The Chinese know how to act with authority, whether it is real or imagined. They use strong-arm tactics to push their position through to gain an advantage over the other parties they are doing business with. They know how to apply psychological force to make the other parties yield to their position for their own benefit. This makes them use all types of tactics to strengthen their bargaining power. They compel the other parties to reveal their interests first in a transaction to be agreed upon, and then afterward, they delay revealing their own interests. They use time as a tool of coercion to make the party yield and concede to their demands (Miles, 2003, p. 455). This approach can be very effective for the Chinese in the US, where the element of time in business negotiations is highly treasured. Many American businesspeople look for ways to close business transactions within a short time.

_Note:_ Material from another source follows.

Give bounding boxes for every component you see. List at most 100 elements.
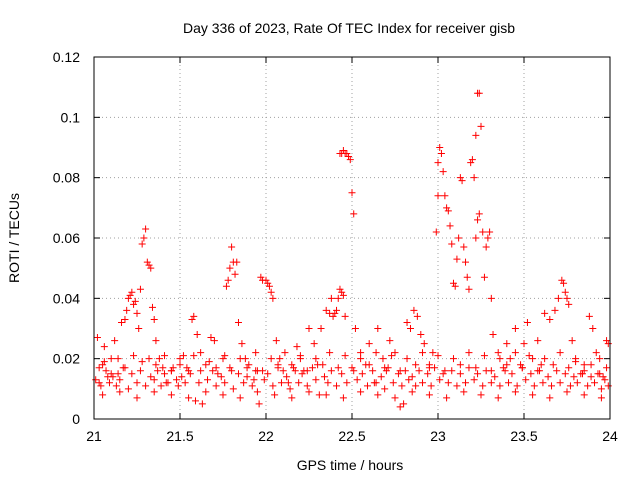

During negotiations, Chinese business firms use many people who do not have clearly defined roles and levels of authority. Some of these people deflect attention from the people with the real authority who pretend to be aloof during the negotiations. They bring in unrelated issues to the negotiating table, which are not of interest to the other party. This approach is used to exasperate the other party as the Chinese take time to strengthen their own bargaining position. Sometimes they use go-betweens who push their agenda more vigorously to make the other side concede without a fight. This approach can work in the US because the other side of the transaction is likely to get distracted by these deceptions. They are very good at masking their true intentions, which makes the other party think that they are weak (Miles, 2003, p. 456). They use hard bargaining tactics that work for them on many occasions.
They use shame to instill guilt in the other party for past or present mistakes. The use of shame as a tactic is meant to weaken the bargaining position of the other party so that they can take advantage. They can make the other party feel shameful so that they later use it as a trick to make forceful demands. They do not shift from their own positions and use unorthodox methods to stay put. When they feel that they have less control over the process, they change negotiators and the locations to ensure that they bring in new negotiators who are more forceful. They will pretend that they are angry to blackmail the other parties to agree to their demands (Miles, 2003, p. 456). This approach may not necessarily work in the US because American businessmen do not like negotiations, which are emotional and manipulative. An American businessman is likely to call off negotiations that are very coercive.
They normally insist in their negotiations that friendship is the same as an obligation. This makes them coerce the other parties to submit to their demands. They also like going back to renegotiate previous agreements whenever it suits their interests. They are likely to tell the other party that the competitor next door offered better terms to them on a deal being discussed. This is meant to make the party they are negotiating with desperate. They know how to lessen or lift expectations of the other party, depending on whether the process is working in their favor or not. They like going back to issues that had already been settled in previous discussions (Miles, 2003, p. 457). This approach may be ineffective in the US because Americans prefer transacting business with transparent and honest people. A US business person will not appreciate being told that the person he is about to do business with proposed the same transaction to his biggest competitor.
Miles, M. (2003). Negotiating with the Chinese. The Journal of Applied Behavioral Science, 39 (4), 453-472.